If amount of money spent is a measure of perceived value (and in American society, value is unquestionably measured in dollars), then prisons are valued much more highly than are schools. According to a press release put out by the Justice Policy Institute, states have been steadily cutting education budgets while increasing spending on prisons.

...a new report has found that the shift in new funding from education to prisons is having a devastating impact on American African men. ... The report comes amidst state cuts to K-12 and higher education and following another recent Justice Department report showing significant growth in America’s prison population despite years of declining crime rates. According to the National Conference of State Legislatures, 21 states were considering proposals that would reduce funding for K-12 education this spring. Sixteen states raised college tuition by more than 10 percent for the current school year, and six states took the unusual step of enacting mid-year tuition hikes for the spring 2003 semester. From 1977 to 1999, total state and local expenditures on corrections rose by 946 percent -- about 2.5 times the increase in spending on all levels of education (370 percent). Earlier this month, the Justice Department reported that the nation’s prison and jail populations grew by 3.7 percent between 2001 and 2002, three times the previous year’s growth.

The fact that being in prison is such a common experience for African-Americans has significant implications for their voting rights. As we all know, convicted felons lose their right to vote, and often can't get that right reinstated even after having completed their sentence. This obviously means that blacks are being disenfranchised in numbers far out of proportion to their numbers in the population, and far more than whites. Interestingly, the boom in prison construction and the disenfranchising of blacks who have felony convictions are biggest in swing states and in red states.

Nearly two million adults in the 17 key electoral states are ineligible to vote due to felony disenfranchisement laws in those states. Both trends disproportionately affect the African American population in those 17 states, according to the report released today by the non-profit Justice Policy Institute. ...

Outside the swing states, states leaning Republican saw their incarceration rates increase at nearly twice the rate of Democrat-leaning states (30.3% compared to 15.7%). Yet index crime in the Democratic-leaning states dropped at twice the rate of crime in the Republican-leaning states (37.3% vs. 16.9%).

The effect the felony-related disenfranchisement of black voters had on the 2000 and 2004 presidential elections has been well-documented.

Using data compiled by Christopher Uggen and Jeff Manza from Northwestern University, the report ... estimated that 1,757,617 people were barred from voting in the hotly contested swing states in the 2000 election. The number of disenfranchised voters exceeded the margin of victory in eleven swing states.
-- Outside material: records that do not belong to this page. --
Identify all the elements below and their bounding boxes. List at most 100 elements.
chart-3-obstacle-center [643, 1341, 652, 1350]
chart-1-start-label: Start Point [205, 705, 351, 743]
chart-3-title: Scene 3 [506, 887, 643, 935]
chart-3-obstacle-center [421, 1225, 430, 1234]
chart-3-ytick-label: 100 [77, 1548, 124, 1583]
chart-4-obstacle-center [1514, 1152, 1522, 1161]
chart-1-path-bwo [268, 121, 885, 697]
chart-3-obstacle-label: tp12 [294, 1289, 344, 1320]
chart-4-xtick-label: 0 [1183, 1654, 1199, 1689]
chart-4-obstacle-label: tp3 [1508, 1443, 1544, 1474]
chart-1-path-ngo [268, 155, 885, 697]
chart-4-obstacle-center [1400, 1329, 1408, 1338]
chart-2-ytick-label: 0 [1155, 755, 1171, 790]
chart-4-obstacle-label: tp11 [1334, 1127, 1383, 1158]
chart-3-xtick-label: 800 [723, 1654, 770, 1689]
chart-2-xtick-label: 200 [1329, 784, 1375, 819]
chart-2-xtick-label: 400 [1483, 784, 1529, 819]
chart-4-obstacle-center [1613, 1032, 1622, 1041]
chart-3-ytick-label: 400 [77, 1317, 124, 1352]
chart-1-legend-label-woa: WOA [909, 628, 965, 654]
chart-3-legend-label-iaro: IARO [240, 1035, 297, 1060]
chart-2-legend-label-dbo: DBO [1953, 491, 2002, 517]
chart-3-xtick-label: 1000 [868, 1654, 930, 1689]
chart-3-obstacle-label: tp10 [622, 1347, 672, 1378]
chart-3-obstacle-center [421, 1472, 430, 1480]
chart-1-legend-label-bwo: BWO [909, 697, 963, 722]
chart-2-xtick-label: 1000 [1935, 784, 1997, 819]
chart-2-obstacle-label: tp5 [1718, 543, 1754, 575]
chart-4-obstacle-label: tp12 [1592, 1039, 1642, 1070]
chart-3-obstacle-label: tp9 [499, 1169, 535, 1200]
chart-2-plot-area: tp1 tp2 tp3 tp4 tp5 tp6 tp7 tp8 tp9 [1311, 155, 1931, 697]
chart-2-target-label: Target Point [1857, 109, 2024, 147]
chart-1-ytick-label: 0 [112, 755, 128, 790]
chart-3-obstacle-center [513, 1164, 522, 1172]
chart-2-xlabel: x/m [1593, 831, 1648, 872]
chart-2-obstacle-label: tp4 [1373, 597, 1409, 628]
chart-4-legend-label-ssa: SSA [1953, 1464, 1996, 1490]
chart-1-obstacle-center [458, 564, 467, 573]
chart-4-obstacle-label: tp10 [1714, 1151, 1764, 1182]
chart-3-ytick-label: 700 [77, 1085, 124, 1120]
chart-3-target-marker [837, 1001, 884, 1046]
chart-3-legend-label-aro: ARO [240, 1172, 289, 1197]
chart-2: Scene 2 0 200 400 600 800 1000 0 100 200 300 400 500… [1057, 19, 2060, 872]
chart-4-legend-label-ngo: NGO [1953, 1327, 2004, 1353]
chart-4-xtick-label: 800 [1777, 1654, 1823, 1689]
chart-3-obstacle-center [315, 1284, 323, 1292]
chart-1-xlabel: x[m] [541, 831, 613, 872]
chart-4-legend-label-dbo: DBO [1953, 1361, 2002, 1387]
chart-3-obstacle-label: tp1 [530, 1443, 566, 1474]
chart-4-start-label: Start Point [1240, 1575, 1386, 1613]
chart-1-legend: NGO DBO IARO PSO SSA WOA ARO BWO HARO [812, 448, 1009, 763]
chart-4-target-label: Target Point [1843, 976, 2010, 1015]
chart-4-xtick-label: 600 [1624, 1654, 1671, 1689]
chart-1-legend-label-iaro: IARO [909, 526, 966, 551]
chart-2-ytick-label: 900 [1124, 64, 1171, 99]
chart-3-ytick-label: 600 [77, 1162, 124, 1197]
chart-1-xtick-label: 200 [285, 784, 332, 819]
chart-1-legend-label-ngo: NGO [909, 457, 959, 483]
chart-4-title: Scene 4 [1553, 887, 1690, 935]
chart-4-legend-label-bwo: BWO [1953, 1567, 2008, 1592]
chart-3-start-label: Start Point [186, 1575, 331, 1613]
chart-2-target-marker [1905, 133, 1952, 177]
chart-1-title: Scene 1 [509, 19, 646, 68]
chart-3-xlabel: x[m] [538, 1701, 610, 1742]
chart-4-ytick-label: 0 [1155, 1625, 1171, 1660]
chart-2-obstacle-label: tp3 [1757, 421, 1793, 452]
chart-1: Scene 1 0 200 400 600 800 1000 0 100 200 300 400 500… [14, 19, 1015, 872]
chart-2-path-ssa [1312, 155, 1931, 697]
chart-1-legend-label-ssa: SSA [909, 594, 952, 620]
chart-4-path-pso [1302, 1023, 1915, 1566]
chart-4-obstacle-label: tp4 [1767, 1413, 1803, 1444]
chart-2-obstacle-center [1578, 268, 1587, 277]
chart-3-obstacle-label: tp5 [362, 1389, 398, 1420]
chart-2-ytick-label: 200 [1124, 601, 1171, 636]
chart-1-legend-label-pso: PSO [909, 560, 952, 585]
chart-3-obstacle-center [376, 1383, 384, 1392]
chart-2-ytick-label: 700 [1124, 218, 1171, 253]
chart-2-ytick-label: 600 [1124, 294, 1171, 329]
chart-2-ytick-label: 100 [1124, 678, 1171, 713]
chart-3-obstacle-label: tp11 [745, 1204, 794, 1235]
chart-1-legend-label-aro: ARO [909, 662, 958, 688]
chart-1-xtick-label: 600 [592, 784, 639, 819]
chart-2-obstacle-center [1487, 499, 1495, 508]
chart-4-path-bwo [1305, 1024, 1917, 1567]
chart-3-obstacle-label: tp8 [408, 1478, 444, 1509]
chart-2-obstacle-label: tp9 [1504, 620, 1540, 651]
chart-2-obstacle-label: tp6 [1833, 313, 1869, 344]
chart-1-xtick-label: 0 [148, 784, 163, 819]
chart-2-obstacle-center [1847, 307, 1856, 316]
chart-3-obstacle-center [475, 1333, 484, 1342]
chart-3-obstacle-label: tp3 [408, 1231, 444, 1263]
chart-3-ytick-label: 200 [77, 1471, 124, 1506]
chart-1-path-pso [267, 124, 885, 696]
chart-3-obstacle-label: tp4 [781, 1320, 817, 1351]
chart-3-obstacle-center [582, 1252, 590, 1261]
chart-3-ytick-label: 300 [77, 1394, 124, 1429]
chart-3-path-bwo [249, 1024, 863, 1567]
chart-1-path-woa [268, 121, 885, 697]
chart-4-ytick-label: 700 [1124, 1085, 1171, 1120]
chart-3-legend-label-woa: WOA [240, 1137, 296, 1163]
In Florida, the 827,207 disenfranchised exceeded George W. Bush’s 537 vote margin 1500-fold; in New Mexico, there were 214 times as many disenfranchised voters as Al Gore’s 2000 margin of victory there.

The report found that the increase in incarceration and disenfranchisement has hit African American men the hardest. One in ten black men in his twenties or thirties wakes up every morning behind bars and nearly twice as many black men will have been to prison by their early thirties as will have obtained a bachelors degree. African American men make up 30% of disenfranchised voters, but only 6.1% of America’s population.

“The target audience for America’s penal system, African American men, have a diminishing say in our political process, even after they have paid their debt to society,” said, Jim Lanier, of the National Urban League’s Institute for Opportunity and Equality.

It may be that the prison-building and incarceration industry we're seeing now in Iraq may come to have the same effect on the political process there, if the jails keep filling with insurgents and anyone the U.S. military thinks might be an insurgent.